Schott Nexterion was founded in October 2002 to expand Schott Group’s opportunities in biotechnology. The 100-year-old Schott company is regarded by some as the European equivalent of Corning, the American glass giant that briefly dipped its toes into the pre-printed mass microarray manufacturing pond but retreated after one year while maintaining its glass slip manufacturing business.

Schott may or may not be following that pattern.

“We consider [Quantifoil] an excellent addition to our portfolio, that’s the reason we bought that part of the company,” Irene Schwarz, marketing manager for Schott, told BioArray News. “They are a small company without a big sales organization, but with industrial experience in building good products and new things in the microarray field. With our product line, and worldwide organization, both companies think it is win-win.”

The company is being integrated into the Schott organization, and redundancies “will not be a problem,” said Schwarz.

Neither will be the integration of the product line. Quantifoil, Schwarz said, purchased glass for its microarray products from Schott, which manufactures its own lines of coated and uncoated microarray substrates.

“We supply a lot of people (with uncoated glass) in this area,” said Schwarz. “In many cases, the brand may be different, and another company is coating another product on top of the glass [microarray].”

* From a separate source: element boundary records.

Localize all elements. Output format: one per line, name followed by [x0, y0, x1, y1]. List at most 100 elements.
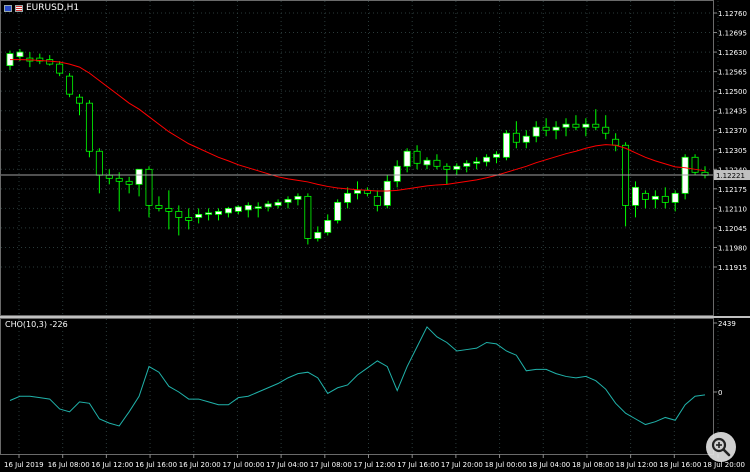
- candle-body-bull: [314, 232, 322, 239]
- candle-body-bear: [115, 177, 123, 182]
- candle-body-bear: [125, 180, 133, 185]
- candle-body-bull: [473, 161, 481, 164]
- candle-body-bull: [493, 153, 500, 158]
- candle-body-bull: [671, 192, 679, 203]
- candle-body-bull: [135, 168, 143, 185]
- candle-body-bull: [215, 210, 222, 215]
- candle-body-bear: [304, 195, 312, 239]
- time-label: 16 Jul 08:00: [48, 461, 90, 469]
- zoom-button[interactable]: [706, 432, 736, 462]
- candle-body-bull: [522, 135, 530, 143]
- price-label: 1.11915: [718, 264, 747, 272]
- candle-body-bull: [423, 159, 431, 166]
- candle-body-bull: [224, 207, 232, 214]
- price-label: 1.12175: [718, 186, 747, 194]
- price-label: 1.12695: [718, 30, 747, 38]
- price-label: 1.12110: [718, 205, 747, 213]
- candle-body-bull: [463, 162, 471, 167]
- candle-body-bull: [254, 206, 262, 209]
- chart-canvas[interactable]: 1.12760 1.12695 1.12630 1.12565 1.12500 1.124…: [0, 0, 750, 472]
- us-flag-icon: [15, 4, 23, 12]
- candle-body-bull: [562, 123, 570, 128]
- time-label: 17 Jul 04:00: [266, 461, 308, 469]
- candle-body-bear: [542, 126, 550, 131]
- candle-body-bull: [483, 156, 491, 163]
- indicator-title: CHO(10,3) -226: [5, 320, 68, 329]
- candle: [681, 154, 689, 200]
- time-label: 18 Jul 04:00: [528, 461, 570, 469]
- candle-body-bear: [46, 59, 54, 65]
- time-label: 18 Jul 08:00: [572, 461, 614, 469]
- chart-window[interactable]: 1.12760 1.12695 1.12630 1.12565 1.12500 1.124…: [0, 0, 750, 472]
- time-label: 17 Jul 12:00: [354, 461, 396, 469]
- candle-body-bear: [592, 123, 600, 128]
- candle-body-bull: [582, 123, 590, 128]
- candle-body-bear: [612, 138, 620, 146]
- candle-body-bull: [16, 51, 24, 57]
- time-label: 18 Jul 00:00: [485, 461, 527, 469]
- candle-body-bear: [165, 207, 173, 212]
- candle-body-bull: [552, 126, 560, 131]
- candle-body-bear: [76, 96, 83, 104]
- candle-body-bull: [294, 195, 302, 200]
- candle-body-bear: [641, 192, 649, 200]
- candle-body-bull: [334, 201, 342, 221]
- candle-body-bear: [56, 63, 64, 74]
- price-label: 1.12565: [718, 69, 747, 77]
- candle-body-bull: [195, 213, 203, 218]
- candle-body-bull: [632, 186, 639, 206]
- price-label: 1.12305: [718, 147, 747, 155]
- candle: [304, 193, 312, 245]
- candle-body-bear: [413, 150, 421, 164]
- osc-axis-label: 2439: [718, 320, 736, 328]
- time-label: 16 Jul 16:00: [135, 461, 177, 469]
- price-label: 1.12045: [718, 225, 747, 233]
- osc-axis-label: 0: [718, 389, 722, 397]
- candle-body-bull: [403, 150, 411, 167]
- candle-body-bull: [344, 192, 352, 203]
- candle-body-bull: [532, 126, 540, 137]
- symbol-header: EURUSD,H1: [4, 3, 79, 13]
- candle-body-bull: [205, 212, 213, 215]
- candle-body-bear: [512, 132, 520, 143]
- time-label: 17 Jul 16:00: [397, 461, 439, 469]
- candle-body-bear: [185, 217, 193, 221]
- magnifier-icon: [711, 437, 731, 457]
- time-label: 17 Jul 20:00: [441, 461, 483, 469]
- time-label: 18 Jul 12:00: [616, 461, 658, 469]
- candle-body-bull: [324, 220, 332, 233]
- candle-body-bear: [155, 204, 163, 209]
- candle-body-bull: [244, 204, 252, 211]
- candle-body-bull: [383, 180, 391, 206]
- candle-body-bull: [502, 132, 510, 158]
- candle-body-bull: [234, 206, 242, 212]
- candle-body-bear: [443, 165, 451, 170]
- chart-background: [0, 0, 750, 472]
- candle-body-bear: [373, 195, 381, 206]
- price-label: 1.12370: [718, 127, 747, 135]
- time-label: 18 Jul 16:00: [659, 461, 701, 469]
- time-label: 16 Jul 12:00: [91, 461, 133, 469]
- candle-body-bull: [453, 165, 461, 170]
- time-label: 16 Jul 2019: [4, 461, 44, 469]
- candle-body-bear: [602, 126, 610, 134]
- price-label: 1.12630: [718, 49, 747, 57]
- candle-body-bull: [354, 189, 361, 194]
- time-label: 17 Jul 08:00: [310, 461, 352, 469]
- symbol-title: EURUSD,H1: [26, 3, 80, 13]
- price-label: 1.12760: [718, 10, 747, 18]
- candle-body-bear: [105, 174, 113, 179]
- candle-body-bull: [264, 203, 272, 208]
- time-label: 16 Jul 20:00: [179, 461, 221, 469]
- candle-body-bear: [175, 210, 183, 218]
- price-label: 1.12500: [718, 88, 747, 96]
- candle: [334, 199, 342, 224]
- candle-body-bear: [85, 102, 93, 152]
- candle: [691, 154, 699, 176]
- candle-body-bear: [95, 150, 103, 176]
- candle: [66, 73, 74, 98]
- current-price-label: 1.12221: [716, 172, 745, 180]
- time-label: 17 Jul 00:00: [222, 461, 264, 469]
- candle-body-bear: [661, 195, 669, 203]
- candle-body-bull: [284, 198, 292, 203]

The purchase is another step taken by Schott this year in a market that the company has promised to develop with an investment of $20 million over the next few years. The company plans to use these funds for the creation of manufacturing capacity, research and development, and salaries as it builds its array business. Earlier this year, Schott led a $12.5 million Series D funding in Madison, Wisc.-based NimbleGen Systems.

Additionally, Schott North America, a US subsidiary, has set up a DNA microarray pilot production project in a former bubble-gum factory in Duryea, Pa. On a job advertisement posted on the website, the company was offering a salary of $80,000 to $100,000 yearly for a sales manager with at least three years experience and a knowledge of microarray printing, hybridization and analysis.

At the moment, the company does not sell pre-printed arrays, said Schwarz. And, despite Corning’s microarray retreat, Schott is upbeat about the market potential of microarrays.

“We are convinced that customized microarrays are a growth area,” Schwarz said.